Não vou mentir, o jeito como ele me chamou de "minha pequena" foi estranho, mas, de alguma forma, carinhoso, o que continua sendo estranho já que nós mal nos conhecemos. Ignorei o apelido e continuei focando nas perguntas.

— E como se conheceram? - perguntei

O senhor D. ficou mais reto na cadeira, ajeitando as mangas do estranho casaco preto.

— Malévola salvou minha vida e, como gratidão, prometi passar o resto dela ao seu lado

Aquilo me surpreendeu, minha mãe não é de salvar pessoas, normalmente ela está entre as que ajudam a empurrar mais fundo no poço, mas... o que ele ganharia mentindo? Porque eu não vou mesmo comprar nada dessa loja, talvez só aquele cordão de caveiras...

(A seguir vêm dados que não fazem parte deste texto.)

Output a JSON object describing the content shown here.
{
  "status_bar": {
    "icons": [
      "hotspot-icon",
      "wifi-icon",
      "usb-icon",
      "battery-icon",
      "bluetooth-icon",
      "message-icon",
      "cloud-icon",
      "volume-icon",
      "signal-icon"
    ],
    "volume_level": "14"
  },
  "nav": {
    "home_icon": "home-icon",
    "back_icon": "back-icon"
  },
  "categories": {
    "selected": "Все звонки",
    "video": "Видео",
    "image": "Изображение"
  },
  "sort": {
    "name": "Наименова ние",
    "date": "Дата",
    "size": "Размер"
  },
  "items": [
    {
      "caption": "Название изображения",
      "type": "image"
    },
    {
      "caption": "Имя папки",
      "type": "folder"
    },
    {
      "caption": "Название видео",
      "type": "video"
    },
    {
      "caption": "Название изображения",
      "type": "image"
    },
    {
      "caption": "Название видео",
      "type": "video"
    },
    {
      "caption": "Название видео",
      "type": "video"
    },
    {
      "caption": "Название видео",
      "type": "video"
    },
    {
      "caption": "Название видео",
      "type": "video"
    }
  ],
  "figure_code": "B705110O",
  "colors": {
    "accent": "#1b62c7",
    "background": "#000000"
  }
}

— Então não cumpriu sua promessa, afinal, ela está lá e você aqui

— Verdade - ele concordou sem ressentimentos - mas, acima de companheirismo, eu prometi lealdade á ela

— Como assim?

— Quando todos os inimigos e praticantes de magia ilegal foram presos na Ilha, Malévola disse que eu estava livre e, por mais que eu quisesse continuar ao seu lado, ordenou que eu fosse embora

Tentei digerir tudo o que ele me disse. Poucos anos depois que minha mãe foi presa na ilha, eu nasci, mas se ele foi embora antes disso, então não tinha como me conhecer, mas mesmo assim, conhecia. Aquele mistério todo estava me matando, eu fui atrás de respostas e não de mais perguntas.

— Malévola irá a julgamento - eu disse por fim - se sua lealdade á ela ainda existe, vai me ajudar a defende-la

— Mas é claro, foi pra isso que eu lhe dei o cartão, não foi?

— Ok, então o que tem pra me contar?

Senhor D. tomou o resto do chá inteiro em um gole só, limpou a boca com um guardanapo e entrelaçou os dedos, me olhando fixamente.

— Para salvar Malévola, uma grande bomba terá que explodir

— Uma bomba de verdade ou você está falando metaforicamente?

— Preste atenção, você é esperta - ele disse com um leve sorriso - para convencer o povo de que malévola não merece a morte, você terá que libertar coisas do passado que foram trancadas a sete chaves

— E como eu vou fazer isso? - perguntei

— Terá de enfrentar quem as trancou - ele disse seriamente - e acredite, ele não vai deixar que você exponha tudo tão facilmente

— Ele?

— Rei Stefan minha pequena, você terá de interroga-lo

Rei Stefan é o pai de Aurora, um dos grandes inimigos da minha mãe, será que ele também sabe mais além do que diz?